Untuk perbaikan MBG ini, Satriwan mendorong pemerintah membuat kebijakan alternatif misal dari aspek penyediaan makanan atau distribusi. Satriwan menyebut kantin sekolah layak dipertimbangkan sebagai penyedia MBG.
"Misal dari aspek penyediaan dan distribusi itu bisa saja melibatkan kantin sekolah jadi tidak dari pihak luar. Tentu sebagai awalan, ini bisa dilakukan dengan percontohan dulu. Kita tahu kantin sekolah sudah berpengalaman menyediakan makanan bagi anak-anak," ujar Satriwan.
Opsi kedua, Satriwan mengusulkan wali murid sendiri yang memasak MBG bagi anak-anaknya. Mekanismenya, uang MBG bisa dikelola wali murid secara langsung.
"Bisa juga diujicobakan opsi kedua berupa uang cash kepada wali murid sehingga nanti wali murid yang memasakkan itu untuk dibawa ke sekolah. Jadi harus ada uji coba untuk dua alternatif itu sambil perbaiki agar keracunan tidak terjadi," ujar Satriwan.
Dari informasi yang dihimpun Republika, sejumlah daerah tercatat mengalami kasus keracunan yang diduga terkait dengan program MBG yang dijalankan di sekolah-sekolah. Salah satu kasus paling menonjol terjadi di Kota Bogor, tepatnya di Sekolah Bosowa Bina Insani.
Kasus ini menjadi sorotan karena gejalanya muncul secara lambat. Murid mengonsumsi makanan pada hari Selasa, namun keluhan baru meningkat pada Kamis dan Jumat. Pemeriksaan laboratorium menunjukkan adanya kontaminasi bakteri Salmonella dan Ecoli yang ditemukan pada air, telur, dan sayuran, sehingga kasus ini kemudian ditetapkan sebagai Kejadian Luar Biasa (KLB) oleh Dinas Kesehatan Kota Bogor.

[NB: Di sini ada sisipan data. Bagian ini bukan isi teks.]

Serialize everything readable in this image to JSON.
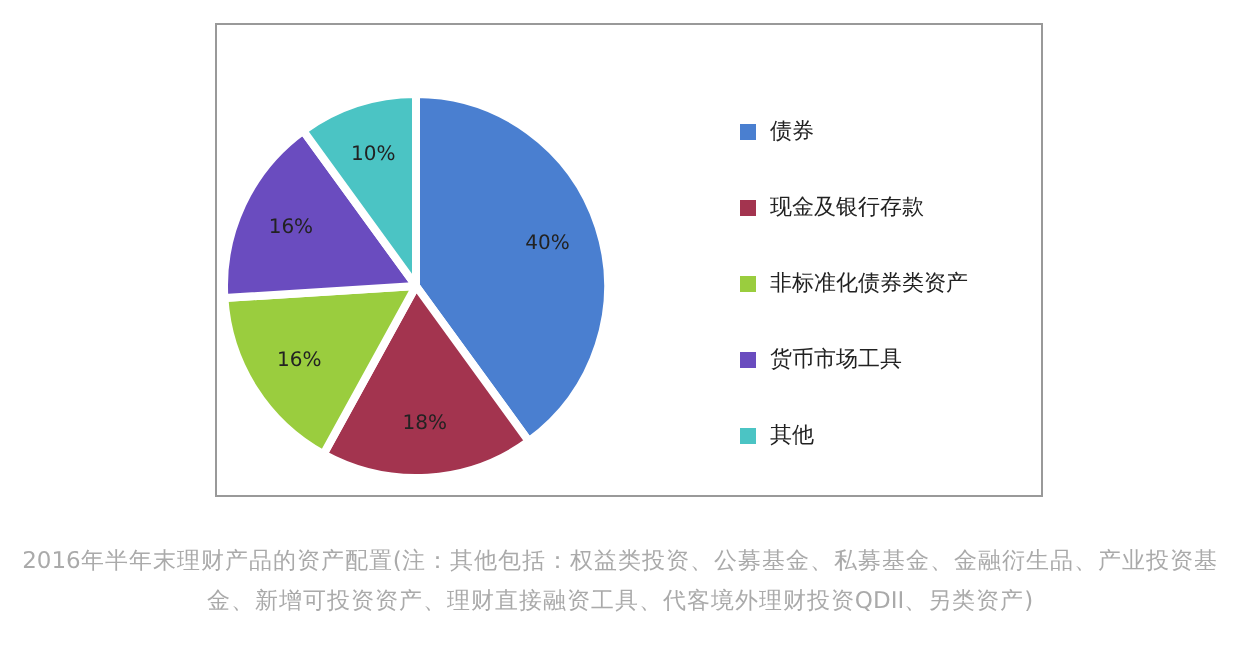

Selain Bogor, beberapa daerah lain seperti Cianjur, Sukoharjo, Bandung, Tasikmalaya, dan PALI (Penukal Abab Lematang Ilir) juga pernah mengalami kejadian serupa. Umumnya, di daerah-daerah tersebut, gejala keracunan muncul dengan cepat atau beberapa jam setelah konsumsi makanan. Sebagian besar kasus pulih dalam waktu 1–2 hari setelah mendapatkan penanganan.